ねこねこ幼女の愛情ごはん〜異世界でもふもふ達に料理を作ります!〜5
 森に入ると、風が通る涼しい木陰を歩きながら、ウィリオ王子がそこここにある食べられる植物を教えてくれる。

「美味しそうなきのこにゃん。あっ、あれは山菜? ベリーの茂みもある! 赤く熟れて食べ頃みたいにゃんね」

「さすがはエリナだ、いろんな食材をよく知っているな」

 とことこと駆け寄って、教えた以上の植物を見つけ出すエリナに、ウィリオは感心して言った。

「毒のある植物がまったくないなんて、とてもよく管理された森なのにゃ」

「その通りだ! 王宮の近くの森だから、子どもが遊んでも大丈夫なくらいに手入れがしてあるのだが、それまで見抜くとは……食いしん坊な子猫だけあるな」

「むむむ、ちょっと悪口が入ってるにゃ?」

「ないないない」

「貴婦人に対して『食いしん坊』はないわよねえ?」

 ルールーが腕を組んでウィリオを軽くにらむと、彼は「おお怖い!」と近くの木に登ってから、真っ赤に熟したリンゴを採っておりてきた。
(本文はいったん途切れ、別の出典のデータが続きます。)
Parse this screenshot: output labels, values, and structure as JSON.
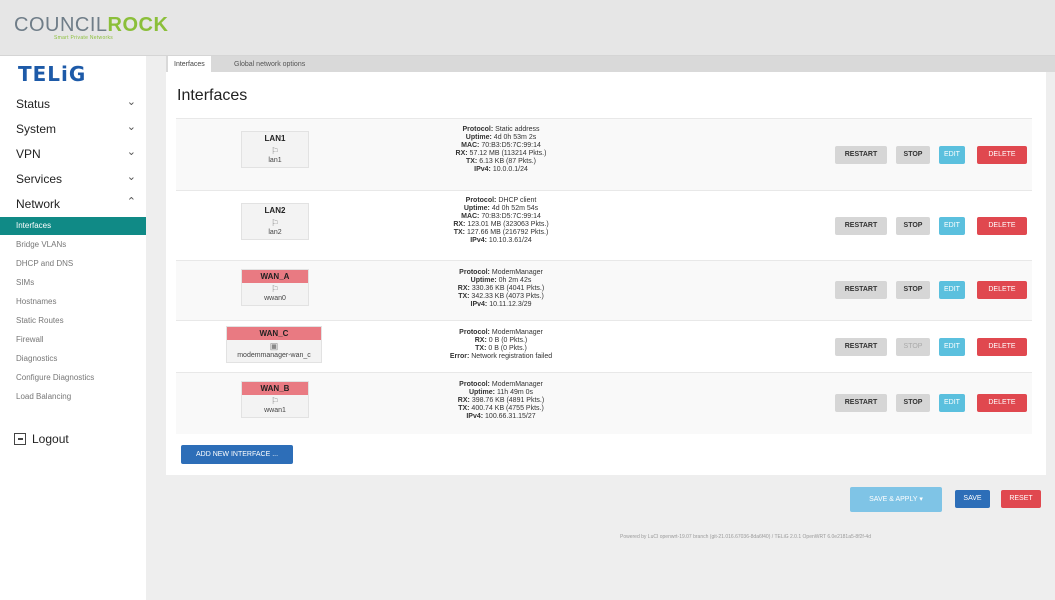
{
  "brand": {
    "name_part1": "COUNCIL",
    "name_part2": "ROCK",
    "tagline": "Smart Private Networks",
    "product": "TELiG"
  },
  "sidebar": {
    "menu": [
      {
        "label": "Status",
        "chevron": "⌄"
      },
      {
        "label": "System",
        "chevron": "⌄"
      },
      {
        "label": "VPN",
        "chevron": "⌄"
      },
      {
        "label": "Services",
        "chevron": "⌄"
      },
      {
        "label": "Network",
        "chevron": "⌃"
      }
    ],
    "submenu": [
      {
        "label": "Interfaces",
        "active": true
      },
      {
        "label": "Bridge VLANs"
      },
      {
        "label": "DHCP and DNS"
      },
      {
        "label": "SIMs"
      },
      {
        "label": "Hostnames"
      },
      {
        "label": "Static Routes"
      },
      {
        "label": "Firewall"
      },
      {
        "label": "Diagnostics"
      },
      {
        "label": "Configure Diagnostics"
      },
      {
        "label": "Load Balancing"
      }
    ],
    "logout": "Logout"
  },
  "tabs": [
    {
      "label": "Interfaces",
      "active": true
    },
    {
      "label": "Global network options"
    }
  ],
  "page_title": "Interfaces",
  "labels": {
    "protocol": "Protocol:",
    "uptime": "Uptime:",
    "mac": "MAC:",
    "rx": "RX:",
    "tx": "TX:",
    "ipv4": "IPv4:",
    "error": "Error:"
  },
  "interfaces": [
    {
      "name": "LAN1",
      "device_icon": "⚐",
      "device": "lan1",
      "protocol": "Static address",
      "uptime": "4d 0h 53m 2s",
      "mac": "70:B3:D5:7C:99:14",
      "rx": "57.12 MB (113214 Pkts.)",
      "tx": "6.13 KB (87 Pkts.)",
      "ipv4": "10.0.0.1/24"
    },
    {
      "name": "LAN2",
      "device_icon": "⚐",
      "device": "lan2",
      "protocol": "DHCP client",
      "uptime": "4d 0h 52m 54s",
      "mac": "70:B3:D5:7C:99:14",
      "rx": "123.01 MB (323063 Pkts.)",
      "tx": "127.66 MB (216792 Pkts.)",
      "ipv4": "10.10.3.61/24"
    },
    {
      "name": "WAN_A",
      "device_icon": "⚐",
      "device": "wwan0",
      "protocol": "ModemManager",
      "uptime": "0h 2m 42s",
      "rx": "330.36 KB (4041 Pkts.)",
      "tx": "342.33 KB (4073 Pkts.)",
      "ipv4": "10.11.12.3/29"
    },
    {
      "name": "WAN_C",
      "device_icon": "▣",
      "device": "modemmanager-wan_c",
      "protocol": "ModemManager",
      "rx": "0 B (0 Pkts.)",
      "tx": "0 B (0 Pkts.)",
      "error": "Network registration failed"
    },
    {
      "name": "WAN_B",
      "device_icon": "⚐",
      "device": "wwan1",
      "protocol": "ModemManager",
      "uptime": "11h 49m 0s",
      "rx": "398.76 KB (4891 Pkts.)",
      "tx": "400.74 KB (4755 Pkts.)",
      "ipv4": "100.66.31.15/27"
    }
  ],
  "buttons": {
    "restart": "RESTART",
    "stop": "STOP",
    "edit": "EDIT",
    "delete": "DELETE",
    "add": "ADD NEW INTERFACE ...",
    "save_apply": "SAVE & APPLY ▾",
    "save": "SAVE",
    "reset": "RESET"
  },
  "footer": "Powered by LuCI openwrt-19.07 branch (git-21.016.67036-8da6f40) / TELiG 2.0.1 OpenWRT 6.0e2181a5-8f2f-4d",
  "colors": {
    "accent": "#108a86",
    "brand_blue": "#1d5aa8",
    "brand_green": "#8bbf3a",
    "delete": "#e0484f",
    "edit": "#5bc0de",
    "primary": "#2d6eb8",
    "wan_label": "#e97a82"
  }
}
「これは、一番美味しいリンゴのなる木なのだ。こんな風にたくさんの果樹も植えてあるから、おやつには困らないぞ」

 ウィリオ王子が跪いて「どうかお許しください、姫」とリンゴを差し出したので、エリナはにゃふんと胸を張って「許すにゃん」と受け取った。ウィリオはルールーの手にもリンゴを渡すと服のお腹のところにリンゴをきゅきゅっとこすり、かぶりついた。